Washington, May 29 (IANS) More and more women are falling prey to rheumatoid arthritis (RA), currently afflicting between one and two million Americans, says a new study.
RA is a chronic inflammatory disease that targets joints and contributes to work-related disability, increased morbidity and shortened survival.
Mayo Clinic study authors are attributing the rise in RA, which follows a four-decade period of decline, to factors such as smoking, vitamin D deficiency and a lower dose of synthetic estrogens in oral contraceptives.
Up to one-half of all RA patients become unable to work within 10-20 years of follow-up and those with the disease have a 60-70 percent higher mortality risk than those in the general population.
The current study, led by Sherine Gabriel of Mayo Clinic, expanded on prior research (1955-1994) from the Mayo Clinic team, by determining RA incidence and prevalence between 1995 and 2007.
Researchers screened medical records of 1,761 of those 18 years and older who had received one or more diagnoses of arthritis (excluding degenerative arthritis or osteoarthritis).
After a thorough review of all medical records, a diagnosis of RA was made in 466 patients whose mean age at RA incidence was 55.6 years, with 321 females (69 percent) in the study cohort.
"We observed a modest increase of RA incidence in women during the study period, which followed a sharp decline in incidence during the previous four decades," said Gabriel.
Prior studies have clearly demonstrated that smoking is associated with a greater risk for RA development in both sexes.

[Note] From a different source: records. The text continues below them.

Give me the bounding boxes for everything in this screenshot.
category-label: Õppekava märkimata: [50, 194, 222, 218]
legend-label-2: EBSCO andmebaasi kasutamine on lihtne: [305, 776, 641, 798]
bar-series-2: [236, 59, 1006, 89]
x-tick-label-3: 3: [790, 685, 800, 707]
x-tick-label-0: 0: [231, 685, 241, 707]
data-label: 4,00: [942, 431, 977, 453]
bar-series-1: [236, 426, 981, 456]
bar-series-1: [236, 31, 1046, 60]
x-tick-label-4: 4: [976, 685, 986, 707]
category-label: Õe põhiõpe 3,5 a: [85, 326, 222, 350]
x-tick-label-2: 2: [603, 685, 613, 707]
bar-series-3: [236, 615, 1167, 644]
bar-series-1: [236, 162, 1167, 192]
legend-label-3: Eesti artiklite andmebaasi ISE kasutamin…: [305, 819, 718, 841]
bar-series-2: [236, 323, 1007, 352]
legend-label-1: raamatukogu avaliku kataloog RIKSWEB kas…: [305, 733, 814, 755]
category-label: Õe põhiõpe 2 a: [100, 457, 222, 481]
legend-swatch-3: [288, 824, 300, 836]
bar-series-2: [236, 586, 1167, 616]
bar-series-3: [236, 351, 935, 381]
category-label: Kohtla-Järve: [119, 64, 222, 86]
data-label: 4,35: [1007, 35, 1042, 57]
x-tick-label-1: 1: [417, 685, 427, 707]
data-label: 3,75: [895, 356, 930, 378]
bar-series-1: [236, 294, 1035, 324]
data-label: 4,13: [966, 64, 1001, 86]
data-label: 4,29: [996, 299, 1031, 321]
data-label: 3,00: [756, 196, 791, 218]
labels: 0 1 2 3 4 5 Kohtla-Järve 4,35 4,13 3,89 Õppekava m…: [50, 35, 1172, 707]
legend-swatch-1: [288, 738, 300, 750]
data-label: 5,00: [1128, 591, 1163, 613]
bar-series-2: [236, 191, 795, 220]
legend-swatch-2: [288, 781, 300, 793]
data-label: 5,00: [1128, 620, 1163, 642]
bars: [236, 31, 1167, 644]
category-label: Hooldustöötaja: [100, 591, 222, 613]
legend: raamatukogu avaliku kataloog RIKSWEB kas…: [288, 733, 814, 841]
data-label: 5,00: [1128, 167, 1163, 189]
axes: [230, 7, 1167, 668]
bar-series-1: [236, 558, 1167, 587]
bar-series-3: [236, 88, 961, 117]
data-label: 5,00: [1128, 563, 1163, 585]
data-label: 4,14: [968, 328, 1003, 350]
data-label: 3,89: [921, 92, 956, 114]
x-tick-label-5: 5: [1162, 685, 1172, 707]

Researchers also note that lower doses of estrogens found in modern oral contraceptives offer less protection against RA development than at the previously higher doses found in older medications, said a Mayo Clinic release.
Furthermore, several studies have shown vitamin D deficiency to be associated with RA development and coupled with evidence that this deficiency, particularly in women, has risen over the past decades the Mayo team considered it a possible contributor to the upward trend in RA.
Details of the study which includes more than 50 years of RA epidemiology data appear in the June issue of Arthritis & Rheumatism.